Once I administer an assessment in my classroom, I will not immediately advance to new
material without reviewing that which was assessed. In my student teaching classroom, we
reviewed each assessment with every student. We gave them an opportunity to “look at it again”
if they made mistakes, not for credit but to support their learning and help them feel successful.
Grant Wiggins, a distinguished educational author and researcher, who inspired major shifts in
classroom instruction, once said “a mistake can be the beginning of learning. Some assessment
experts argue, in fact, that students learn nothing from a successful performance. Rather, students
learn best when their initial performance is less than successful, for then they can gain direction
on how to improve” (Wiggins, 1998). In my classroom, I will welcome mistakes, as they are
evidence of student effort.
I will use many diverse assessment methods, as there are multiple ways that students can
demonstrate what they learned. In addition to tests and quizzes, I plan to also incorporate journals,
portfolios, projects and presentations. Students will be given opportunities to use different skills
to demonstrate mastery of content, including many meaningful and authentic assessments, which
should be purposeful and not be given simply to grade.
Perhaps most importantly, I believe it is essential to involve students in the assessment
process. If students are knowledgeable about the results of their assessments, they can use them to
self-monitor their own progress, recognize their strengths and areas of improvement, and set goals
for themselves and work towards achieving them.
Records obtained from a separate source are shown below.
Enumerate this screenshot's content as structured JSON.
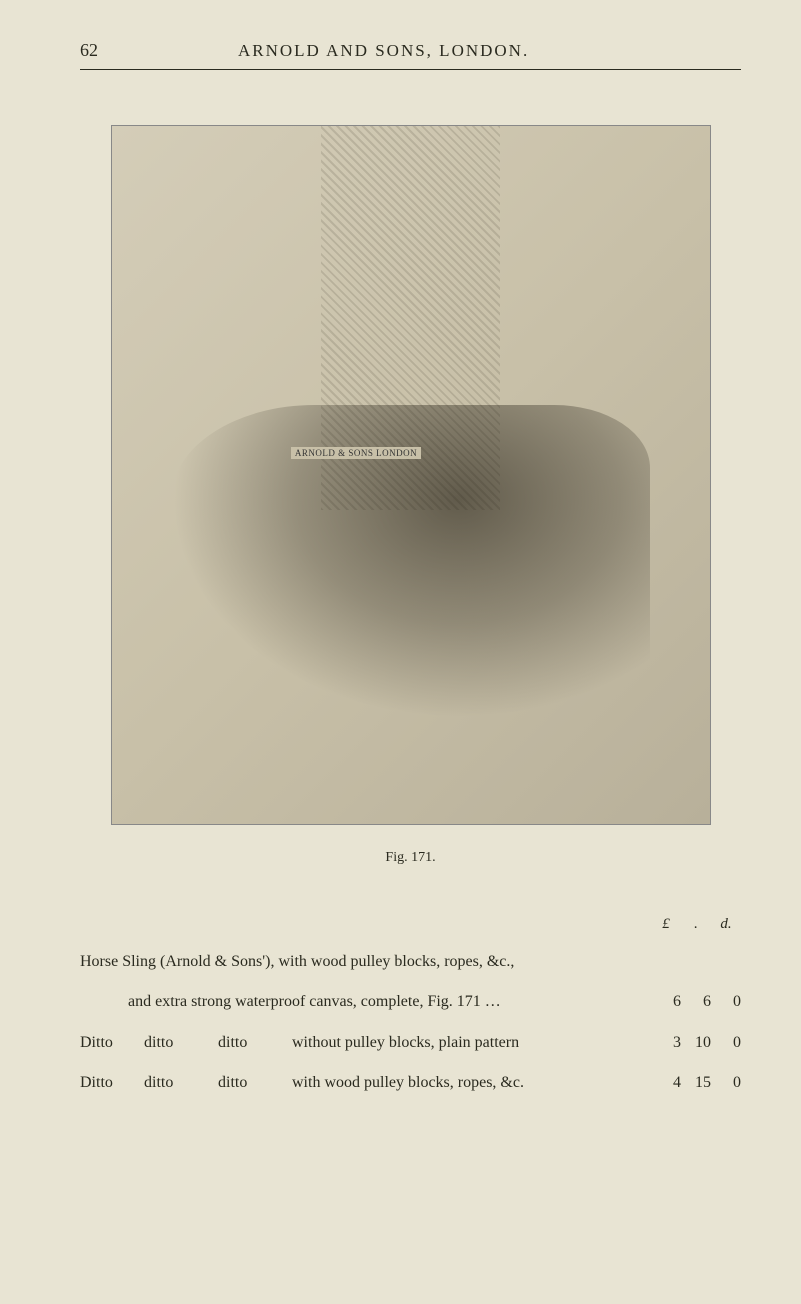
{
  "page": {
    "number": "62",
    "header_title": "ARNOLD AND SONS, LONDON."
  },
  "figure": {
    "caption": "Fig. 171.",
    "engraving_text": "ARNOLD & SONS LONDON",
    "description": "Horse Sling engraving"
  },
  "price_header": {
    "pounds": "£",
    "shillings": ".",
    "pence": "d."
  },
  "items": [
    {
      "line1": "Horse Sling (Arnold & Sons'), with wood pulley blocks, ropes, &c.,",
      "line2_prefix": "·",
      "line2": "and extra strong waterproof canvas, complete, Fig. 171",
      "dots": "…",
      "pounds": "6",
      "shillings": "6",
      "pence": "0"
    },
    {
      "col1": "Ditto",
      "col2": "ditto",
      "col3": "ditto",
      "desc": "without pulley blocks, plain pattern",
      "pounds": "3",
      "shillings": "10",
      "pence": "0"
    },
    {
      "col1": "Ditto",
      "col2": "ditto",
      "col3": "ditto",
      "desc": "with wood pulley blocks, ropes, &c.",
      "pounds": "4",
      "shillings": "15",
      "pence": "0"
    }
  ],
  "colors": {
    "page_bg": "#e8e4d3",
    "text": "#2a2a1f",
    "rule": "#2a2a1f"
  },
  "typography": {
    "body_font": "Georgia, Times New Roman, serif",
    "header_size_pt": 17,
    "body_size_pt": 16,
    "caption_size_pt": 14
  }
}
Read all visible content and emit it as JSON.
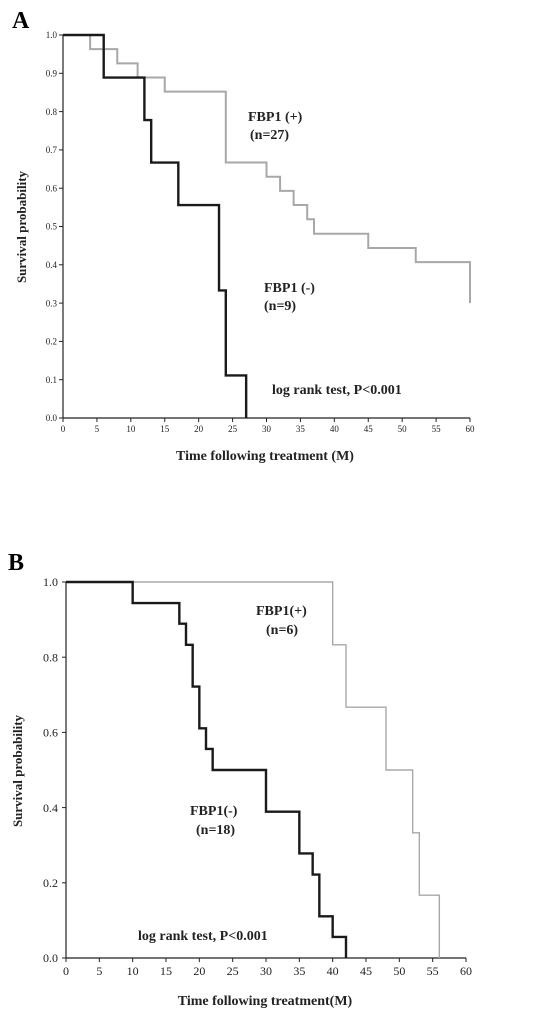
{
  "chart_data": [
    {
      "panel": "A",
      "type": "line",
      "step": true,
      "xlabel": "Time following treatment (M)",
      "ylabel": "Survival probability",
      "xlim": [
        0,
        60
      ],
      "ylim": [
        0.0,
        1.0
      ],
      "xticks": [
        "0",
        "5",
        "10",
        "15",
        "20",
        "25",
        "30",
        "35",
        "40",
        "45",
        "50",
        "55",
        "60"
      ],
      "yticks": [
        "0.0",
        "0.1",
        "0.2",
        "0.3",
        "0.4",
        "0.5",
        "0.6",
        "0.7",
        "0.8",
        "0.9",
        "1.0"
      ],
      "series": [
        {
          "name": "FBP1 (+)",
          "n_label": "(n=27)",
          "color": "#a8a8a8",
          "x": [
            0,
            4,
            8,
            11,
            15,
            16,
            24,
            30,
            32,
            34,
            36,
            37,
            45,
            52,
            60
          ],
          "y": [
            1.0,
            0.963,
            0.926,
            0.889,
            0.852,
            0.852,
            0.667,
            0.63,
            0.593,
            0.556,
            0.519,
            0.481,
            0.444,
            0.407,
            0.3
          ]
        },
        {
          "name": "FBP1 (-)",
          "n_label": "(n=9)",
          "color": "#1a1a1a",
          "x": [
            0,
            6,
            12,
            13,
            17,
            23,
            24,
            27
          ],
          "y": [
            1.0,
            0.889,
            0.778,
            0.667,
            0.556,
            0.333,
            0.111,
            0.0
          ]
        }
      ],
      "annotation": "log rank test, P<0.001"
    },
    {
      "panel": "B",
      "type": "line",
      "step": true,
      "xlabel": "Time following treatment(M)",
      "ylabel": "Survival probability",
      "xlim": [
        0,
        60
      ],
      "ylim": [
        0.0,
        1.0
      ],
      "xticks": [
        "0",
        "5",
        "10",
        "15",
        "20",
        "25",
        "30",
        "35",
        "40",
        "45",
        "50",
        "55",
        "60"
      ],
      "yticks": [
        "0.0",
        "0.2",
        "0.4",
        "0.6",
        "0.8",
        "1.0"
      ],
      "series": [
        {
          "name": "FBP1(+)",
          "n_label": "(n=6)",
          "color": "#a8a8a8",
          "x": [
            0,
            40,
            42,
            48,
            52,
            53,
            56
          ],
          "y": [
            1.0,
            0.833,
            0.667,
            0.5,
            0.333,
            0.167,
            0.0
          ]
        },
        {
          "name": "FBP1(-)",
          "n_label": "(n=18)",
          "color": "#1a1a1a",
          "x": [
            0,
            10,
            17,
            18,
            19,
            20,
            21,
            22,
            30,
            35,
            37,
            38,
            40,
            42
          ],
          "y": [
            1.0,
            0.944,
            0.889,
            0.833,
            0.722,
            0.611,
            0.556,
            0.5,
            0.389,
            0.278,
            0.222,
            0.111,
            0.056,
            0.0
          ]
        }
      ],
      "annotation": "log rank test, P<0.001"
    }
  ]
}
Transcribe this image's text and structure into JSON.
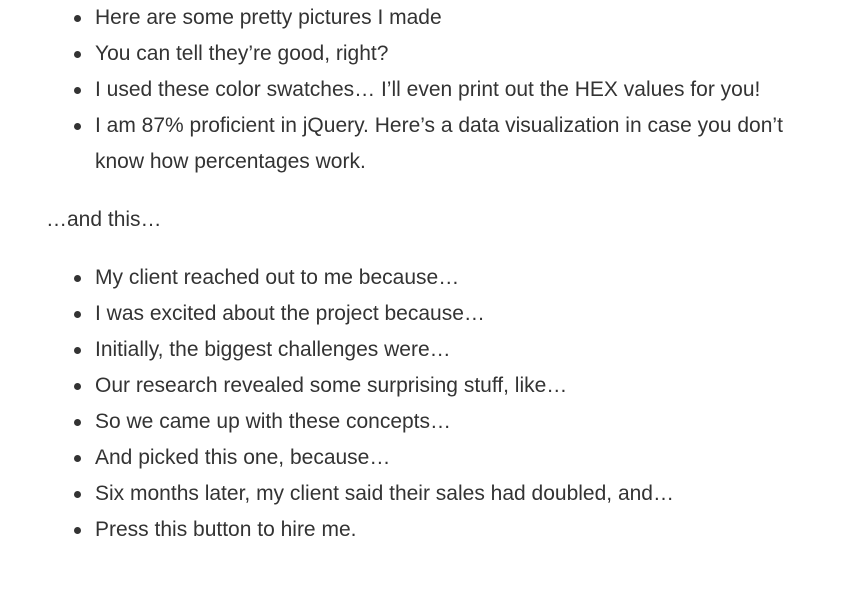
{
  "list_one": {
    "items": [
      "Here are some pretty pictures I made",
      "You can tell they’re good, right?",
      "I used these color swatches… I’ll even print out the HEX values for you!",
      "I am 87% proficient in jQuery. Here’s a data visualization in case you don’t know how percentages work."
    ]
  },
  "paragraph": {
    "text": "…and this…"
  },
  "list_two": {
    "items": [
      "My client reached out to me because…",
      "I was excited about the project because…",
      "Initially, the biggest challenges were…",
      "Our research revealed some surprising stuff, like…",
      "So we came up with these concepts…",
      "And picked this one, because…",
      "Six months later, my client said their sales had doubled, and…",
      "Press this button to hire me."
    ]
  }
}
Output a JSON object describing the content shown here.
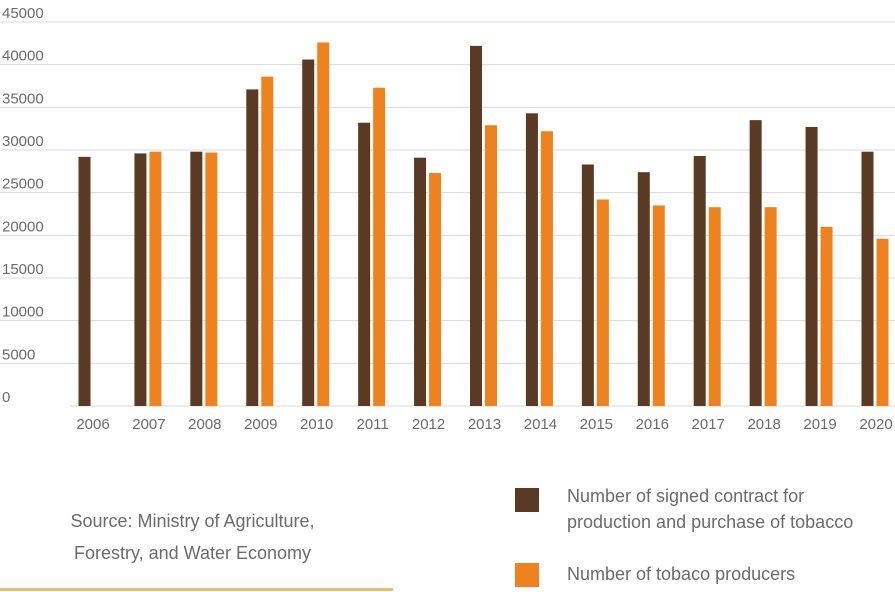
{
  "colors": {
    "contracts": "#5a3a22",
    "producers": "#f0821e",
    "grid": "#d9d9d9",
    "text": "#6b6b6b",
    "rule": "#e6bc74"
  },
  "source_text": "Source: Ministry of Agriculture, Forestry, and Water Economy",
  "chart_data": {
    "type": "bar",
    "title": "",
    "xlabel": "",
    "ylabel": "",
    "ylim": [
      0,
      45000
    ],
    "yticks": [
      0,
      5000,
      10000,
      15000,
      20000,
      25000,
      30000,
      35000,
      40000,
      45000
    ],
    "grid": "horizontal",
    "legend_position": "bottom-right",
    "categories": [
      "2006",
      "2007",
      "2008",
      "2009",
      "2010",
      "2011",
      "2012",
      "2013",
      "2014",
      "2015",
      "2016",
      "2017",
      "2018",
      "2019",
      "2020"
    ],
    "series": [
      {
        "name": "Number of signed contract for production and purchase of tobacco",
        "color": "#5a3a22",
        "values": [
          29200,
          29600,
          29800,
          37100,
          40600,
          33200,
          29100,
          42200,
          34300,
          28300,
          27400,
          29300,
          33500,
          32700,
          29800
        ]
      },
      {
        "name": "Number of tobaco producers",
        "color": "#f0821e",
        "values": [
          null,
          29800,
          29700,
          38600,
          42600,
          37300,
          27300,
          32900,
          32200,
          24200,
          23500,
          23300,
          23300,
          21000,
          19600
        ]
      }
    ]
  }
}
For example, after my students took their winter
MAP (Measure of Academic Progress) assessments, I had them set SMART (Specific,
Measurable, Achievable, Relevant, and Time-bound) goal(s) for themselves, based upon their own
analysis of their performance. They also developed strategies as to how they would achieve these
goals. I encouraged them to work on their goal(s) as often as they could.


Wiggins, G. (1998). Educative assessment. San Francisco: Jossey-Bass.